JON SAKODA: Yeah. It’s so hard to see the world through their eyes, right? We all think that we understand what’s going on in someone’s lives, but we have no idea of what’s going on. In a beautiful way, you and Michelle frequently bring up his contributions. And increasingly, I think we are all now greatly appreciative of his technical contributions. I mean, in many ways, though he is different, what he has contributed lives on. And I think we can all remember him for that greatness.

MATTHEW PRINCE: Yeah. And there’s a great—if people are interested in his story, there’s a great Wired piece. “What Happened to Lee?” is the title. And we have so far been successful in making sure that the Wired editors don’t put it behind the paywall. So, you can google it and find it.

JON SAKODA: So, I have one last question. It’s my favorite question that I love to ask. And that is, looking back, is there any advice that you would give to your younger self, the person that’s about to start the journey?

MATTHEW PRINCE: Oh gosh. I think probably take the job at Microsoft. I really do think that the thing that I missed out on at some level, and would’ve made the journey a lot easier, is had I taken some time at really a fast-growing, successful technology company, where I could have watched how the leaders there worked; could’ve built my network up a lot better. It would’ve been so much easier to hire people if I could’ve just called up my former colleagues from Microsoft and said, “Hey, wanna come start this journey?” I think it would have been a lot less lonely along that way. And so, there’s sort of a window of time there where—again, I don’t think I would want to have been a career person at any of those companies. But I do think that spending five years at a company that you can really learn from, even if you think ultimately you’re gonna go start something, I think that that is such valuable advice.

And so, I was fortunate to be able to go through a lot of educational experiences. But I never really had that go work at a big company experience. Again, the trap is, don’t stay there for the rest of your life. But I love the fact that we’re building kind of—I don’t really like “mafia” as a term—but sort of a Cloudflare diaspora of people who’ve gone and started really amazing companies—Coalition, the cyber insurance company. Dani and Irtefa at Jam. Maria at the AI Company up in Seattle. There’s a group of people who spent some time at Cloudflare, kind of absorbed the Cloudflare DNA, learned from what we did well and what we did poorly, and now I think are off building other companies. And as I think about what success will look like going forward, it’s really rewarding to get to see, as people do start other things, that they take the best of us and riff and on it and make it better in other places.

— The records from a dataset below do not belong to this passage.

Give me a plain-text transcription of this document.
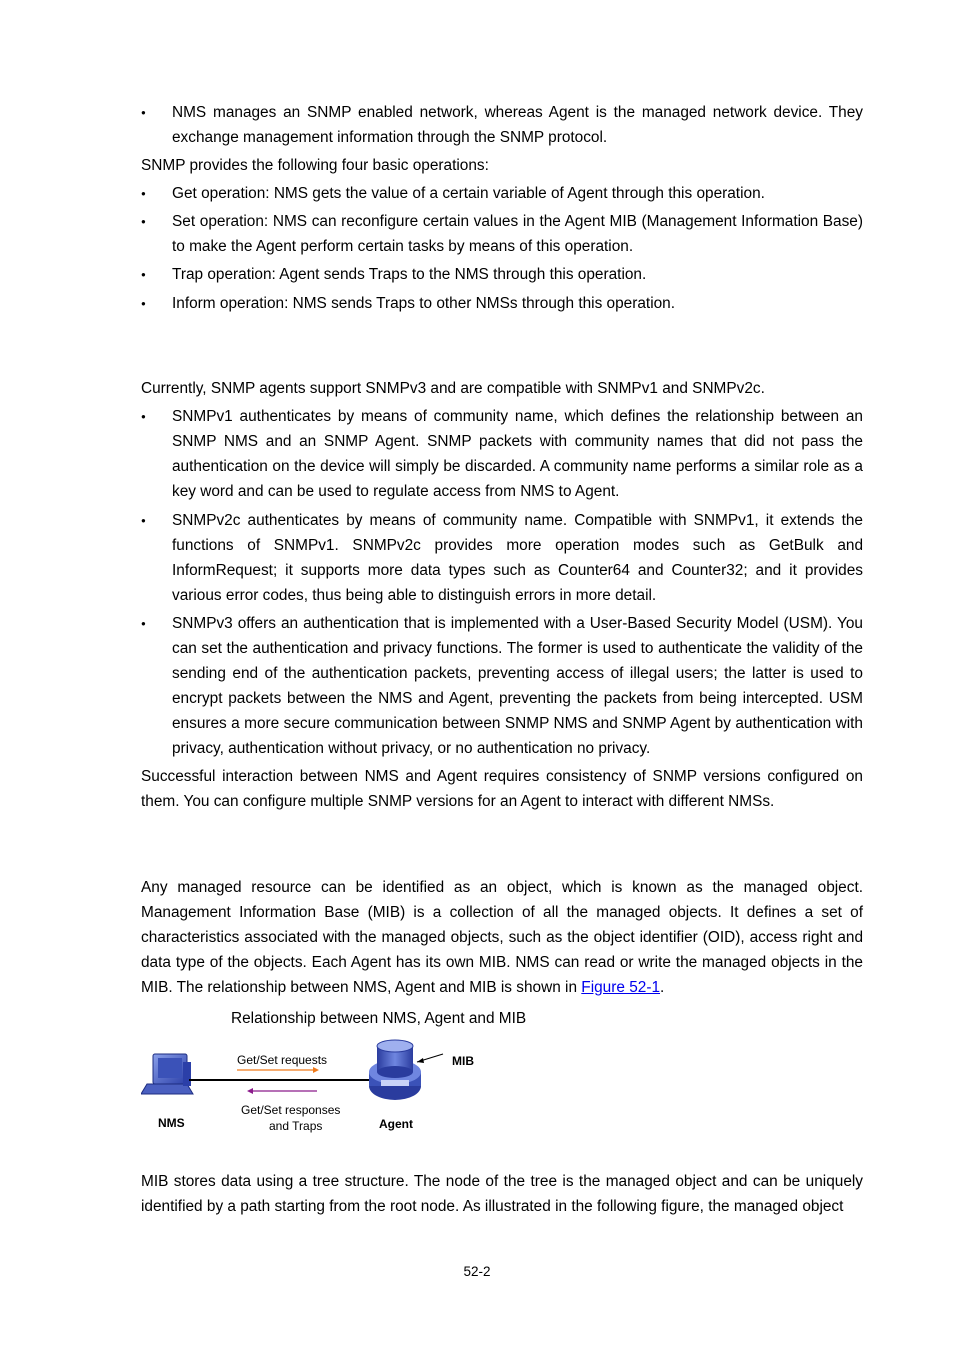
●
NMS manages an SNMP enabled network, whereas Agent is the managed network device. They exchange management information through the SNMP protocol.
SNMP provides the following four basic operations:
●
Get operation: NMS gets the value of a certain variable of Agent through this operation.
●
Set operation: NMS can reconfigure certain values in the Agent MIB (Management Information Base) to make the Agent perform certain tasks by means of this operation.
●
Trap operation: Agent sends Traps to the NMS through this operation.
●
Inform operation: NMS sends Traps to other NMSs through this operation.
Currently, SNMP agents support SNMPv3 and are compatible with SNMPv1 and SNMPv2c.
●
SNMPv1 authenticates by means of community name, which defines the relationship between an SNMP NMS and an SNMP Agent. SNMP packets with community names that did not pass the authentication on the device will simply be discarded. A community name performs a similar role as a key word and can be used to regulate access from NMS to Agent.
●
SNMPv2c authenticates by means of community name. Compatible with SNMPv1, it extends the functions of SNMPv1. SNMPv2c provides more operation modes such as GetBulk and InformRequest; it supports more data types such as Counter64 and Counter32; and it provides various error codes, thus being able to distinguish errors in more detail.
●
SNMPv3 offers an authentication that is implemented with a User-Based Security Model (USM). You can set the authentication and privacy functions. The former is used to authenticate the validity of the sending end of the authentication packets, preventing access of illegal users; the latter is used to encrypt packets between the NMS and Agent, preventing the packets from being intercepted. USM ensures a more secure communication between SNMP NMS and SNMP Agent by authentication with privacy, authentication without privacy, or no authentication no privacy.
Successful interaction between NMS and Agent requires consistency of SNMP versions configured on them. You can configure multiple SNMP versions for an Agent to interact with different NMSs.
Any managed resource can be identified as an object, which is known as the managed object. Management Information Base (MIB) is a collection of all the managed objects. It defines a set of characteristics associated with the managed objects, such as the object identifier (OID), access right and data type of the objects. Each Agent has its own MIB. NMS can read or write the managed objects in the MIB. The relationship between NMS, Agent and MIB is shown in Figure 52-1.
Relationship between NMS, Agent and MIB
Get/Set requests
Get/Set responses
and Traps
NMS	Agent
MIB
MIB stores data using a tree structure. The node of the tree is the managed object and can be uniquely identified by a path starting from the root node. As illustrated in the following figure, the managed object
52-2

JON SAKODA: Maria’s company, I believe, is called is YLAB. It’s a really impressive company. And Josh’s company is an amazing cyber insurance company. So, you do really have a great alumni base that have gone on and done great things, which I think is a testament to the quality of the people that you’ve hired through the years. 

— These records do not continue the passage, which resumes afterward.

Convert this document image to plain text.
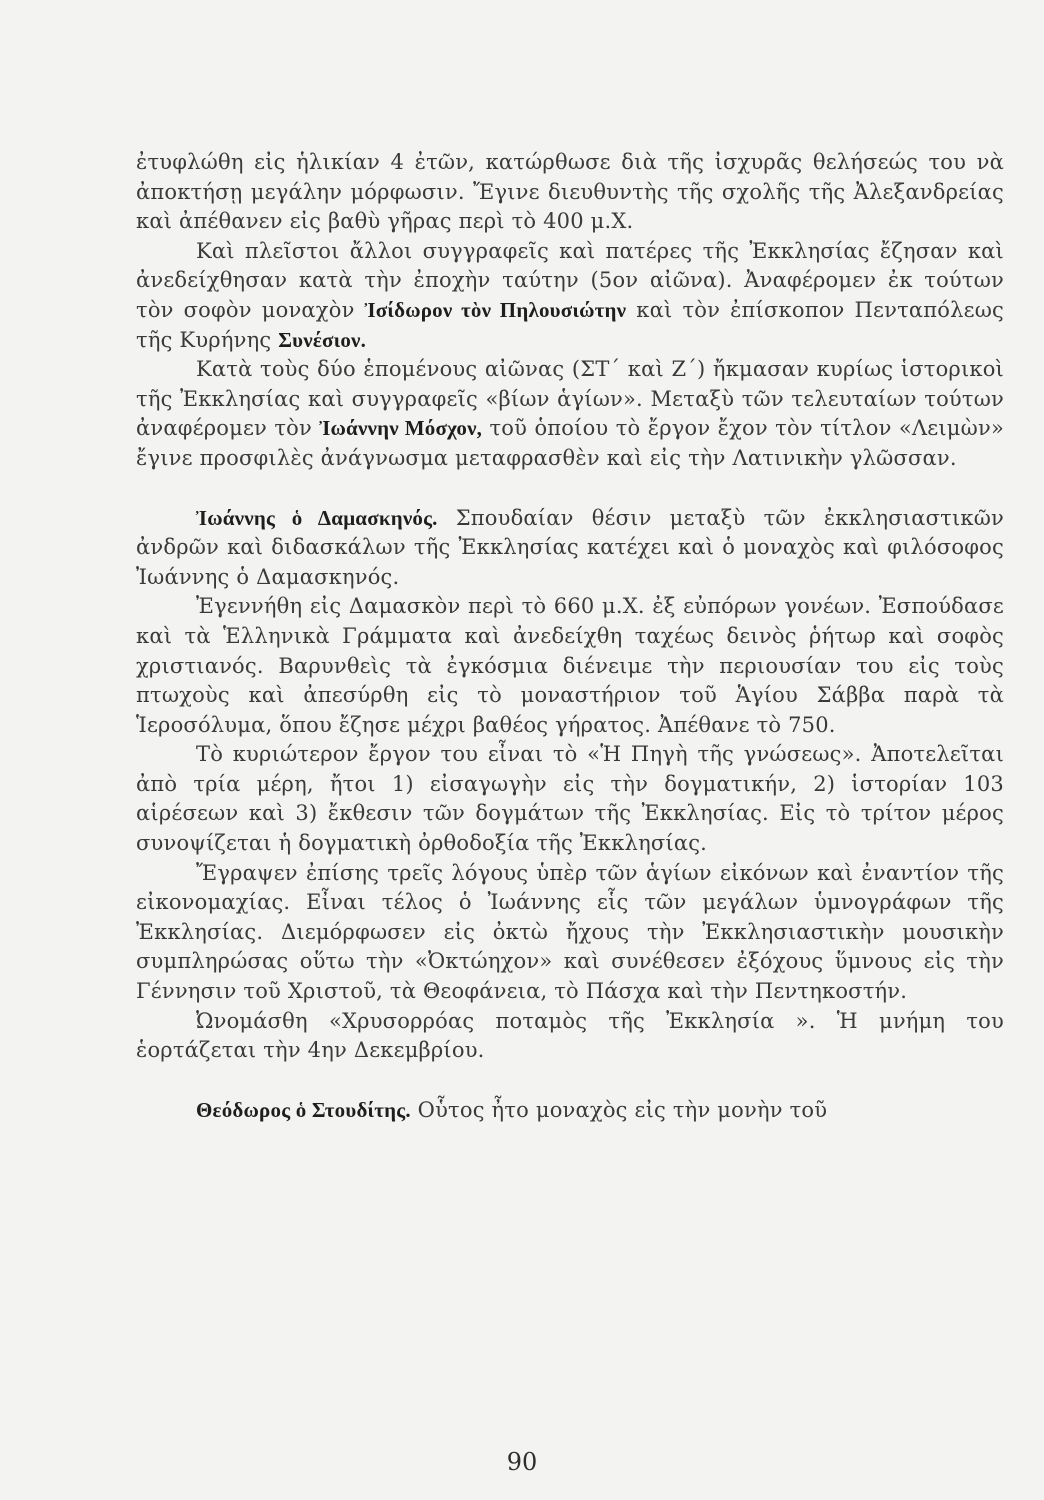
ἐτυφλώθη εἰς ἡλικίαν 4 ἐτῶν, κατώρθωσε διὰ τῆς ἰσχυρᾶς θελήσεώς του νὰ ἀποκτήσῃ μεγάλην μόρφωσιν. Ἔγινε διευθυντὴς τῆς σχολῆς τῆς Ἀλεξανδρείας καὶ ἀπέθανεν εἰς βαθὺ γῆρας περὶ τὸ 400 μ.Χ.

Καὶ πλεῖστοι ἄλλοι συγγραφεῖς καὶ πατέρες τῆς Ἐκκλησίας ἔζησαν καὶ ἀνεδείχθησαν κατὰ τὴν ἐποχὴν ταύτην (5ον αἰῶνα). Ἀναφέρομεν ἐκ τούτων τὸν σοφὸν μοναχὸν Ἰσίδωρον τὸν Πηλουσιώτην καὶ τὸν ἐπίσκοπον Πενταπόλεως τῆς Κυρήνης Συνέσιον.

Κατὰ τοὺς δύο ἑπομένους αἰῶνας (ΣΤ΄ καὶ Ζ΄) ἤκμασαν κυρίως ἱστορικοὶ τῆς Ἐκκλησίας καὶ συγγραφεῖς «βίων ἁγίων». Μεταξὺ τῶν τελευταίων τούτων ἀναφέρομεν τὸν Ἰωάννην Μόσχον, τοῦ ὁποίου τὸ ἔργον ἔχον τὸν τίτλον «Λειμὼν» ἔγινε προσφιλὲς ἀνάγνωσμα μεταφρασθὲν καὶ εἰς τὴν Λατινικὴν γλῶσσαν.

Ἰωάννης ὁ Δαμασκηνός. Σπουδαίαν θέσιν μεταξὺ τῶν ἐκκλησιαστικῶν ἀνδρῶν καὶ διδασκάλων τῆς Ἐκκλησίας κατέχει καὶ ὁ μοναχὸς καὶ φιλόσοφος Ἰωάννης ὁ Δαμασκηνός.

Ἐγεννήθη εἰς Δαμασκὸν περὶ τὸ 660 μ.Χ. ἐξ εὐπόρων γονέων. Ἐσπούδασε καὶ τὰ Ἑλληνικὰ Γράμματα καὶ ἀνεδείχθη ταχέως δεινὸς ῥήτωρ καὶ σοφὸς χριστιανός. Βαρυνθεὶς τὰ ἐγκόσμια διένειμε τὴν περιουσίαν του εἰς τοὺς πτωχοὺς καὶ ἀπεσύρθη εἰς τὸ μοναστήριον τοῦ Ἁγίου Σάββα παρὰ τὰ Ἱεροσόλυμα, ὅπου ἔζησε μέχρι βαθέος γήρατος. Ἀπέθανε τὸ 750.

Τὸ κυριώτερον ἔργον του εἶναι τὸ «Ἡ Πηγὴ τῆς γνώσεως». Ἀποτελεῖται ἀπὸ τρία μέρη, ἤτοι 1) εἰσαγωγὴν εἰς τὴν δογματικήν, 2) ἱστορίαν 103 αἱρέσεων καὶ 3) ἔκθεσιν τῶν δογμάτων τῆς Ἐκκλησίας. Εἰς τὸ τρίτον μέρος συνοψίζεται ἡ δογματικὴ ὀρθοδοξία τῆς Ἐκκλησίας.

Ἔγραψεν ἐπίσης τρεῖς λόγους ὑπὲρ τῶν ἁγίων εἰκόνων καὶ ἐναντίον τῆς εἰκονομαχίας. Εἶναι τέλος ὁ Ἰωάννης εἷς τῶν μεγάλων ὑμνογράφων τῆς Ἐκκλησίας. Διεμόρφωσεν εἰς ὀκτὼ ἤχους τὴν Ἐκκλησιαστικὴν μουσικὴν συμπληρώσας οὕτω τὴν «Ὀκτώηχον» καὶ συνέθεσεν ἐξόχους ὕμνους εἰς τὴν Γέννησιν τοῦ Χριστοῦ, τὰ Θεοφάνεια, τὸ Πάσχα καὶ τὴν Πεντηκοστήν.

Ὠνομάσθη «Χρυσορρόας ποταμὸς τῆς Ἐκκλησία ». Ἡ μνήμη του ἑορτάζεται τὴν 4ην Δεκεμβρίου.

Θεόδωρος ὁ Στουδίτης. Οὗτος ἦτο μοναχὸς εἰς τὴν μονὴν τοῦ

90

It’s rare that I say this, but as we wrap up, I’m really grateful that you can’t go back in time and tell your younger self to take that job at Microsoft, because I suspect that maybe we would not have seen Cloudflare if that was the case. And I know that there are now hundreds of thousands of customers that would not have the privilege of using your service. So, I’m in many ways grateful that you’re stuck here with us in the present. But I do really want to thank you for joining us today, Matthew. You’ve been an incredible friend to so many founders, and you’ve been an incredible friend to me. I really appreciate you coming on the podcast today, and thank you for being here.

MATTHEW PRINCE: Thanks, Jon. Hope to see you out in Park City.